Those whom the gods wish to destroy they first make mad.
- Anonymous ancient proverb, wrongly attributed to Euripides. The version here is quoted as a "heathen proverb" in Daniel, a Model for Young Men (1854) by William Anderson Scott. The origin of the misattribution to Euripides is unknown. Several variants are quoted in ancient texts, as follows.
- Variants and derived paraphrases:
- For cunningly of old
was the celebrated saying revealed:
evil sometimes seems good
to a man whose mind
a god leads to destruction.
- Sophocles, Antigone 620-3, a play pre-dating any of Euripides' surviving plays. An ancient commentary explains the passage as a paraphrase of the following, from another, earlier poet.
- When a god plans harm against a man,
he first damages the mind of the man he is plotting against.
- Quoted in the scholia vetera to Sophocles' Antigone620ff., without attribution.
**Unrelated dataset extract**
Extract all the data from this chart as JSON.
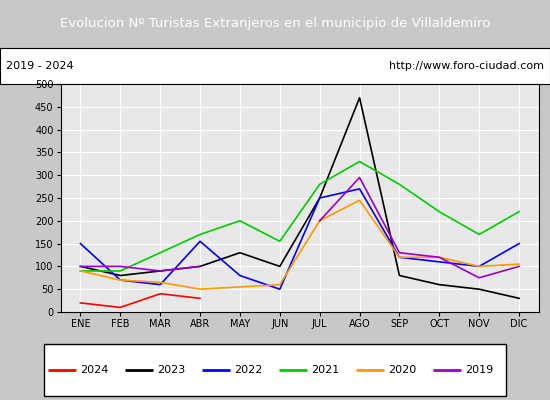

The meter (iambic trimeter) suggests that the source of the quotation is a tragic play.
- For whenever the anger of divine spirits harms someone,
it first does this: it steals away his mind
and good sense, and turns his thought to foolishness,
so that he should know nothing of his mistakes.
- Attributed to "some of the old poets" by Lycurgus of Athens in his Oratio In Leocratem [Oration Against Leocrates], section 92. Again, the meter suggests that the source is a tragic play. These lines are misattributed to the much earlier semi-mythical statesman Lycurgus of Sparta in a footnote of recent editions of Bartlett's Familiar Quotations and other works.